Jack Nicklaus and Tiger Woods both got to where they are right now through doing things the right way. Of course they are naturally talented athletes, but they also work(ed) at their sport. They train(ed) hard and make valuable use of their time – especially when it comes to practice. Most amateurs can learn a lot from Tiger and Jack’s practice routines.
We all don’t have 8 hours a day to practice golf, so when we do have the time – let’s make it worth it. This involves practicing smarter instead of harder. Tiger puts more focus on the weakest part of his game at that time – a lesson every amateur should learn. If you are taking 40 putts per round but hitting your woods and irons just fine, then don’t spend time beating 7-irons down the range. Head to the putting green and spend 70% of your time there.
Jack Nicklaus would often focus on his fundamentals when his swing went south. He would work with his instructor on the basics – grip, aim, and posture. Jack found this the best way to get his groove back after a bad round. You too, can learn from this by not trying to overcomplicate your practice session. Instead of trying to cram in every drill you just read in Golf Digest into one practice session, ask your swing coach to give you one or two good drills that focus on your specific swing flaw. Practice just those few drills and don’t deviate from the plan. This ensures that not too many thoughts are entering your mind while practicing.

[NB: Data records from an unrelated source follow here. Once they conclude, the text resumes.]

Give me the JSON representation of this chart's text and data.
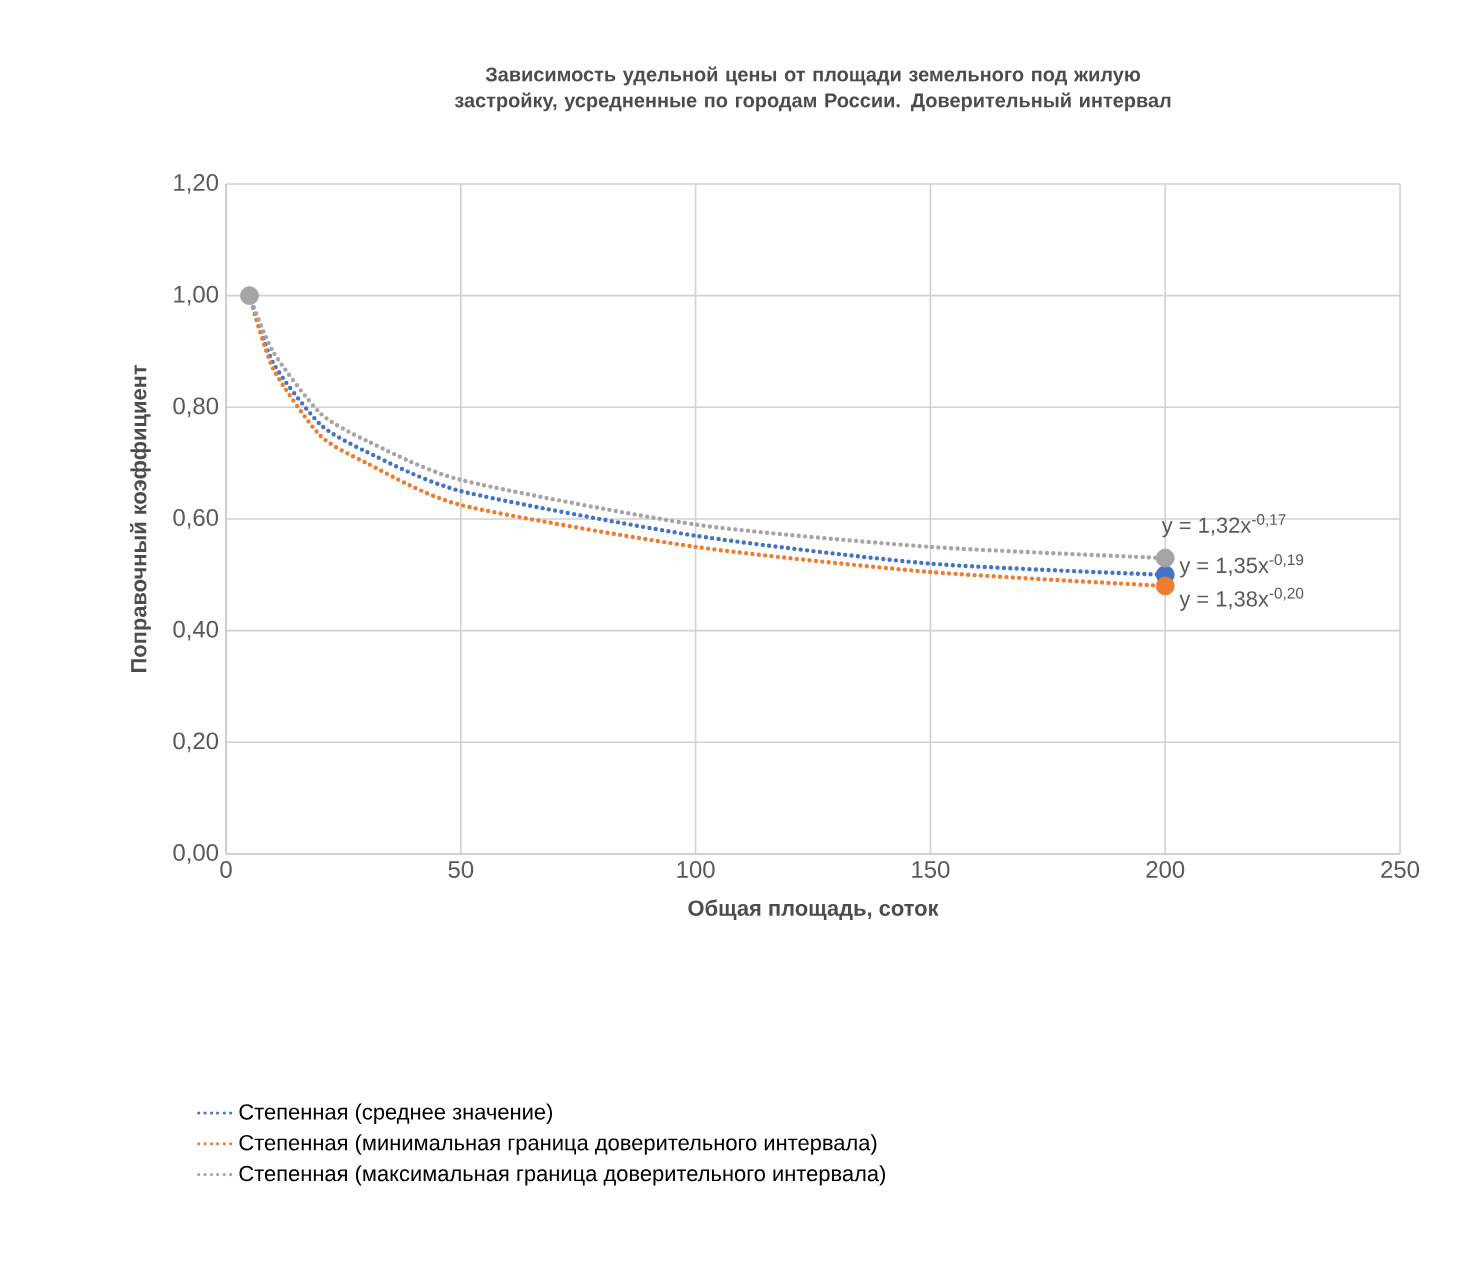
{
  "chart_data": {
    "type": "line",
    "title": "Зависимость удельной цены от площади земельного под жилую застройку, усредненные по городам России. Доверительный интервал",
    "xlabel": "Общая площадь, соток",
    "ylabel": "Поправочный коэффициент",
    "xlim": [
      0,
      250
    ],
    "xticks": [
      0,
      50,
      100,
      150,
      200,
      250
    ],
    "ylim": [
      0,
      1.2
    ],
    "yticks": [
      {
        "value": 0,
        "label": "0,00"
      },
      {
        "value": 0.2,
        "label": "0,20"
      },
      {
        "value": 0.4,
        "label": "0,40"
      },
      {
        "value": 0.6,
        "label": "0,60"
      },
      {
        "value": 0.8,
        "label": "0,80"
      },
      {
        "value": 1.0,
        "label": "1,00"
      },
      {
        "value": 1.2,
        "label": "1,20"
      }
    ],
    "grid": true,
    "legend": "bottom",
    "series": [
      {
        "name": "Степенная (среднее значение)",
        "color": "#4472c4",
        "line_style": "dotted",
        "x": [
          5,
          10,
          20,
          30,
          50,
          100,
          150,
          200
        ],
        "values": [
          1.0,
          0.88,
          0.77,
          0.72,
          0.65,
          0.57,
          0.52,
          0.5
        ]
      },
      {
        "name": "Степенная (минимальная граница доверительного интервала)",
        "color": "#ed7d31",
        "line_style": "dotted",
        "x": [
          5,
          10,
          20,
          30,
          50,
          100,
          150,
          200
        ],
        "values": [
          1.0,
          0.87,
          0.75,
          0.7,
          0.625,
          0.55,
          0.505,
          0.48
        ]
      },
      {
        "name": "Степенная (максимальная граница доверительного интервала)",
        "color": "#a5a5a5",
        "line_style": "dotted",
        "x": [
          5,
          10,
          20,
          30,
          50,
          100,
          150,
          200
        ],
        "values": [
          1.0,
          0.9,
          0.79,
          0.74,
          0.67,
          0.59,
          0.55,
          0.53
        ]
      },
      {
        "type": "scatter",
        "color": "#4472c4",
        "marker": "circle",
        "x": [
          200
        ],
        "values": [
          0.5
        ]
      },
      {
        "type": "scatter",
        "color": "#ed7d31",
        "marker": "circle",
        "x": [
          200
        ],
        "values": [
          0.48
        ]
      },
      {
        "type": "scatter",
        "color": "#a5a5a5",
        "marker": "circle",
        "x": [
          5,
          200
        ],
        "values": [
          1.0,
          0.53
        ]
      }
    ],
    "annotations": [
      "y = 1,32x$^{-0,17}$",
      "y = 1,35x$^{-0,19}$",
      "y = 1,38x$^{-0,20}$"
    ]
  }
}
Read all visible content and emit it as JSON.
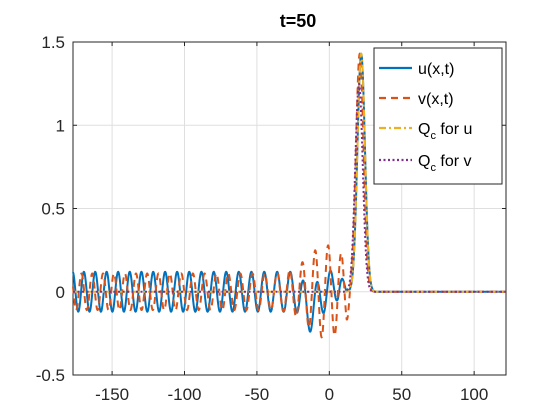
{
  "chart_data": {
    "type": "line",
    "title": "t=50",
    "xlabel": "",
    "ylabel": "",
    "xlim": [
      -177,
      122
    ],
    "ylim": [
      -0.5,
      1.5
    ],
    "xticks": [
      -150,
      -100,
      -50,
      0,
      50,
      100
    ],
    "yticks": [
      -0.5,
      0,
      0.5,
      1,
      1.5
    ],
    "xtick_labels": [
      "-150",
      "-100",
      "-50",
      "0",
      "50",
      "100"
    ],
    "ytick_labels": [
      "-0.5",
      "0",
      "0.5",
      "1",
      "1.5"
    ],
    "grid": true,
    "legend_position": "top-right",
    "series": [
      {
        "name": "u(x,t)",
        "style": "solid",
        "color": "#0072BD",
        "description": "oscillatory tail left of soliton, peak ~1.43 at x~22",
        "soliton_center": 22,
        "soliton_peak": 1.43,
        "soliton_width": 2.6
      },
      {
        "name": "v(x,t)",
        "style": "dashed",
        "color": "#D95319",
        "soliton_center": 21,
        "soliton_peak": 1.43,
        "soliton_width": 2.6
      },
      {
        "name": "Q_c for u",
        "legend_main": "Q",
        "legend_sub": "c",
        "legend_rest": " for u",
        "style": "dashdot",
        "color": "#EDB120",
        "soliton_center": 22,
        "soliton_peak": 1.43,
        "soliton_width": 2.6
      },
      {
        "name": "Q_c for v",
        "legend_main": "Q",
        "legend_sub": "c",
        "legend_rest": " for v",
        "style": "dotted",
        "color": "#7E2F8E",
        "soliton_center": 20.5,
        "soliton_peak": 1.25,
        "soliton_width": 2.6
      }
    ]
  }
}
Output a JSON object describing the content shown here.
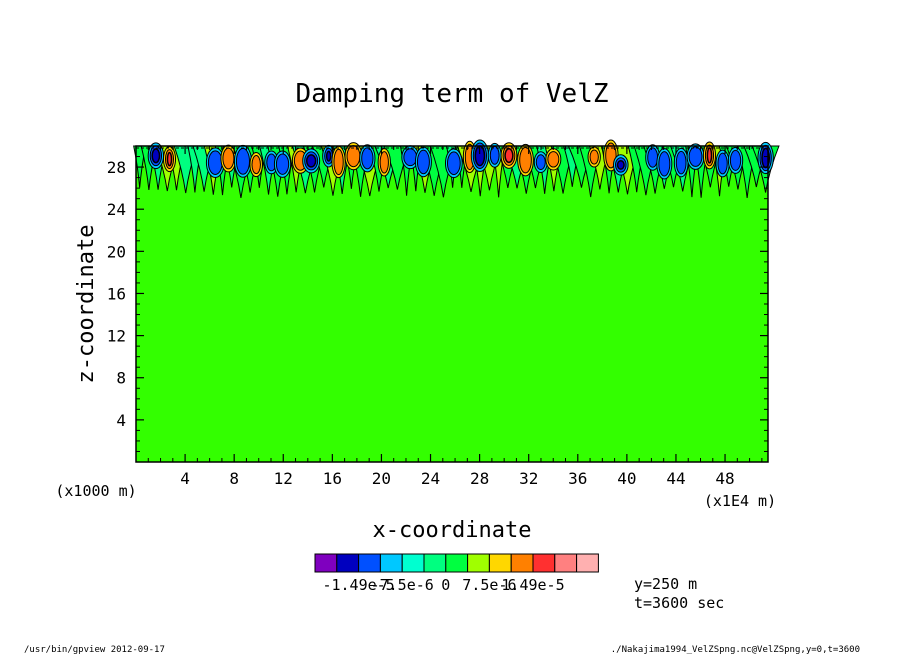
{
  "chart_data": {
    "type": "heatmap",
    "title": "Damping term of VelZ",
    "xlabel": "x-coordinate",
    "ylabel": "z-coordinate",
    "x_unit": "(x1E4 m)",
    "y_unit": "(x1000 m)",
    "xlim": [
      0,
      51.5
    ],
    "ylim": [
      0,
      30
    ],
    "x_ticks": [
      4,
      8,
      12,
      16,
      20,
      24,
      28,
      32,
      36,
      40,
      44,
      48
    ],
    "y_ticks": [
      4,
      8,
      12,
      16,
      20,
      24,
      28
    ],
    "background_value": 0,
    "active_layer_z_range": [
      25,
      30
    ],
    "colorbar": {
      "colors": [
        "#7f00bf",
        "#0000bf",
        "#0050ff",
        "#00c8ff",
        "#00ffd0",
        "#00ff80",
        "#00ff40",
        "#a0ff00",
        "#ffd700",
        "#ff8000",
        "#ff3030",
        "#ff8080",
        "#ffb0b0"
      ],
      "labels": [
        "-1.49e-5",
        "-7.5e-6",
        "0",
        "7.5e-6",
        "1.49e-5"
      ],
      "label_positions": [
        2,
        4,
        6,
        8,
        10
      ]
    },
    "annotation_y": "y=250 m",
    "annotation_t": "t=3600 sec"
  },
  "footer_left": "/usr/bin/gpview  2012-09-17",
  "footer_right": "./Nakajima1994_VelZSpng.nc@VelZSpng,y=0,t=3600"
}
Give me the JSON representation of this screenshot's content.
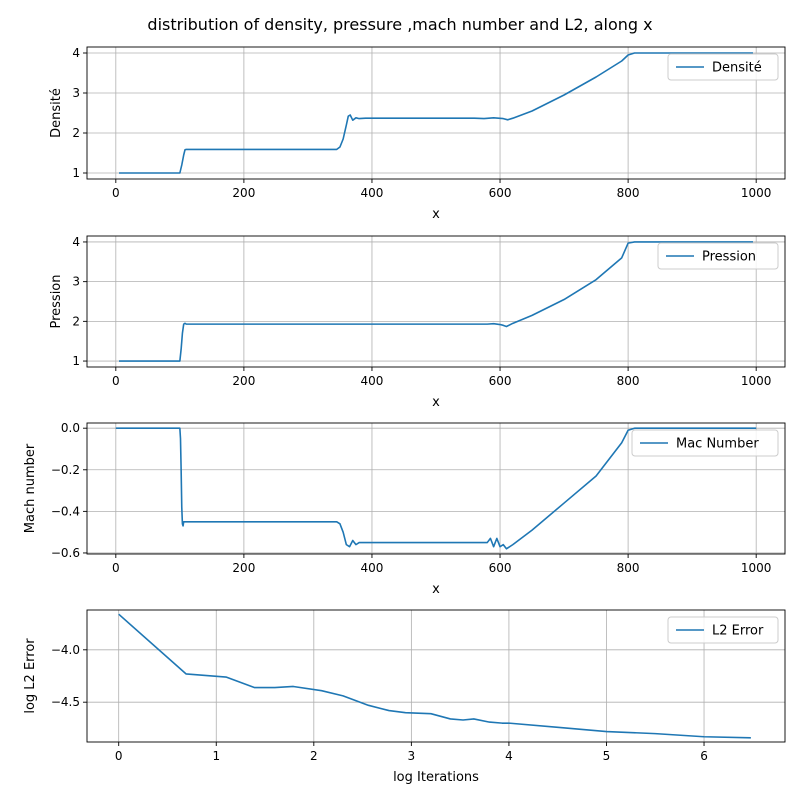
{
  "figure": {
    "title": "distribution of density, pressure ,mach number and L2, along x"
  },
  "colors": {
    "series": "#1f77b4",
    "grid": "#b0b0b0",
    "axis": "#000000"
  },
  "chart_data": [
    {
      "type": "line",
      "xlabel": "x",
      "ylabel": "Densité",
      "xlim": [
        -45,
        1045
      ],
      "ylim": [
        0.85,
        4.15
      ],
      "xticks": [
        0,
        200,
        400,
        600,
        800,
        1000
      ],
      "yticks": [
        1,
        2,
        3,
        4
      ],
      "grid": true,
      "legend_position": "top-right",
      "series": [
        {
          "name": "Densité",
          "x": [
            5,
            100,
            103,
            106,
            108,
            110,
            200,
            300,
            345,
            350,
            355,
            360,
            363,
            366,
            370,
            375,
            380,
            390,
            400,
            500,
            560,
            575,
            590,
            605,
            612,
            620,
            650,
            700,
            750,
            790,
            800,
            810,
            900,
            995
          ],
          "y": [
            1,
            1,
            1.2,
            1.45,
            1.58,
            1.59,
            1.59,
            1.59,
            1.59,
            1.65,
            1.85,
            2.2,
            2.42,
            2.45,
            2.32,
            2.38,
            2.36,
            2.37,
            2.37,
            2.37,
            2.37,
            2.36,
            2.38,
            2.36,
            2.33,
            2.37,
            2.55,
            2.95,
            3.4,
            3.8,
            3.95,
            4,
            4,
            4
          ]
        }
      ]
    },
    {
      "type": "line",
      "xlabel": "x",
      "ylabel": "Pression",
      "xlim": [
        -45,
        1045
      ],
      "ylim": [
        0.85,
        4.15
      ],
      "xticks": [
        0,
        200,
        400,
        600,
        800,
        1000
      ],
      "yticks": [
        1,
        2,
        3,
        4
      ],
      "grid": true,
      "legend_position": "top-right",
      "series": [
        {
          "name": "Pression",
          "x": [
            5,
            100,
            102,
            104,
            106,
            108,
            110,
            200,
            300,
            400,
            500,
            580,
            590,
            600,
            605,
            610,
            620,
            650,
            700,
            750,
            790,
            800,
            810,
            900,
            995
          ],
          "y": [
            1,
            1,
            1.3,
            1.7,
            1.93,
            1.95,
            1.93,
            1.93,
            1.93,
            1.93,
            1.93,
            1.93,
            1.94,
            1.92,
            1.9,
            1.87,
            1.95,
            2.15,
            2.55,
            3.05,
            3.6,
            3.97,
            4,
            4,
            4
          ]
        }
      ]
    },
    {
      "type": "line",
      "xlabel": "x",
      "ylabel": "Mach number",
      "xlim": [
        -45,
        1045
      ],
      "ylim": [
        -0.605,
        0.025
      ],
      "xticks": [
        0,
        200,
        400,
        600,
        800,
        1000
      ],
      "yticks": [
        0.0,
        -0.2,
        -0.4,
        -0.6
      ],
      "ytick_labels": [
        "0.0",
        "−0.2",
        "−0.4",
        "−0.6"
      ],
      "grid": true,
      "legend_position": "top-right",
      "series": [
        {
          "name": "Mac Number",
          "x": [
            0,
            100,
            101,
            102,
            103,
            104,
            105,
            106,
            108,
            110,
            200,
            300,
            345,
            350,
            355,
            360,
            365,
            370,
            375,
            380,
            390,
            400,
            500,
            580,
            585,
            590,
            595,
            600,
            605,
            610,
            620,
            650,
            700,
            750,
            790,
            800,
            810,
            900,
            1000
          ],
          "y": [
            0,
            0,
            -0.05,
            -0.2,
            -0.38,
            -0.46,
            -0.47,
            -0.45,
            -0.45,
            -0.45,
            -0.45,
            -0.45,
            -0.45,
            -0.46,
            -0.5,
            -0.56,
            -0.57,
            -0.54,
            -0.56,
            -0.55,
            -0.55,
            -0.55,
            -0.55,
            -0.55,
            -0.53,
            -0.57,
            -0.53,
            -0.57,
            -0.56,
            -0.58,
            -0.56,
            -0.49,
            -0.36,
            -0.23,
            -0.07,
            -0.01,
            0,
            0,
            0
          ]
        }
      ]
    },
    {
      "type": "line",
      "xlabel": "log Iterations",
      "ylabel": "log L2 Error",
      "xlim": [
        -0.325,
        6.83
      ],
      "ylim": [
        -4.88,
        -3.62
      ],
      "xticks": [
        0,
        1,
        2,
        3,
        4,
        5,
        6
      ],
      "yticks": [
        -4.0,
        -4.5
      ],
      "ytick_labels": [
        "−4.0",
        "−4.5"
      ],
      "grid": true,
      "legend_position": "top-right",
      "series": [
        {
          "name": "L2 Error",
          "x": [
            0,
            0.69,
            1.1,
            1.39,
            1.6,
            1.79,
            2.08,
            2.3,
            2.56,
            2.77,
            2.94,
            3.2,
            3.4,
            3.53,
            3.64,
            3.8,
            3.93,
            4.0,
            4.5,
            5.0,
            5.5,
            6.0,
            6.48
          ],
          "y": [
            -3.66,
            -4.23,
            -4.26,
            -4.36,
            -4.36,
            -4.35,
            -4.39,
            -4.44,
            -4.53,
            -4.58,
            -4.6,
            -4.61,
            -4.66,
            -4.67,
            -4.66,
            -4.69,
            -4.7,
            -4.7,
            -4.74,
            -4.78,
            -4.8,
            -4.83,
            -4.84
          ]
        }
      ]
    }
  ]
}
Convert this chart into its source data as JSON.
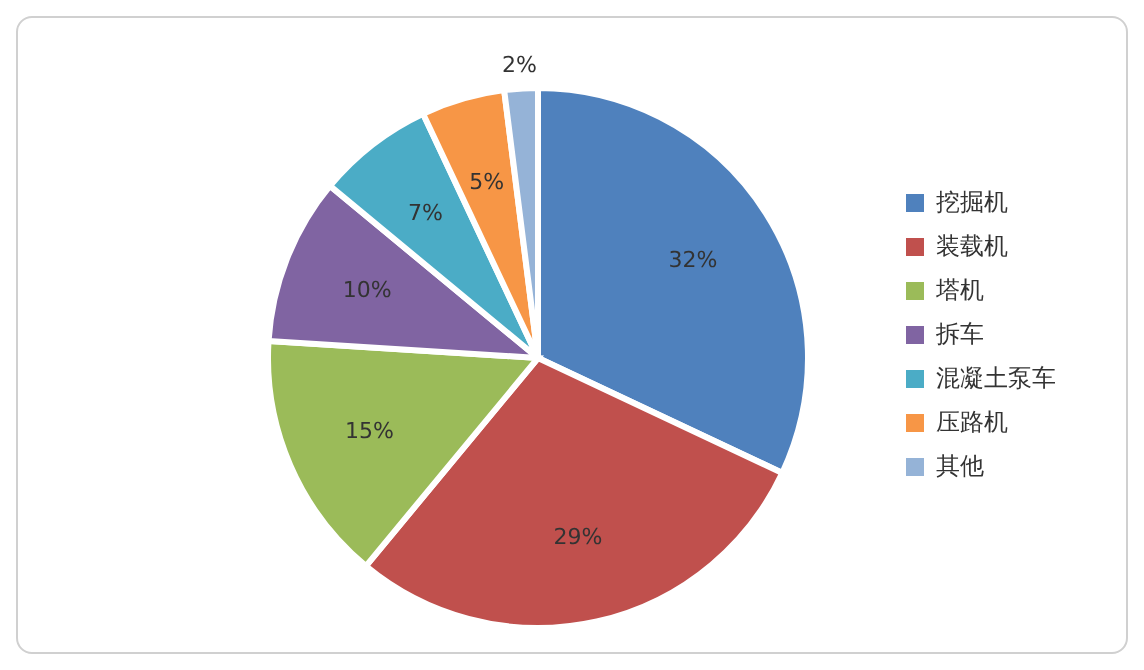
{
  "chart_data": {
    "type": "pie",
    "categories": [
      "挖掘机",
      "装载机",
      "塔机",
      "拆车",
      "混凝土泵车",
      "压路机",
      "其他"
    ],
    "values": [
      32,
      29,
      15,
      10,
      7,
      5,
      2
    ],
    "colors": [
      "#4f81bd",
      "#c0504d",
      "#9bbb59",
      "#8064a2",
      "#4bacc6",
      "#f79646",
      "#95b3d7"
    ],
    "value_labels": [
      "32%",
      "29%",
      "15%",
      "10%",
      "7%",
      "5%",
      "2%"
    ],
    "legend": "right"
  }
}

Another great aspect of Tiger’s practice routine is his focus on the target. Most amateurs simply go to the range and swing for the fences without a target in mind. Pick a target for each shot and change targets often. This makes sure you are doing something to actually help you game as opposed to just getting exercise from swinging a club!
Next time you’re at the driving range, go through your pre-shot routine on every shot and see how long it takes to hit a bucket of balls. Probably much longer than it typically takes you to finish a bucket – but this is a much more effective way to practice since you’re actually doing the same thing you do on the golf course.
Some tour pros will even “play” a round of golf on the range. They will start with a driver, pick a target, then hit it. From there they will go through the hole in their mind and hit whatever the next shot requires – maybe an 8 iron to a tight pin position. The more you can simulate a real round of golf on the practice range – the better your practice session will become.
Figuring out an ideal practice routine is individual to every golfer. Just make sure that you’re accomplishing something each time you go out – and keep your short game a top priority. Improving in this area will probably drop the most amount of strokes in the quickest amount of time.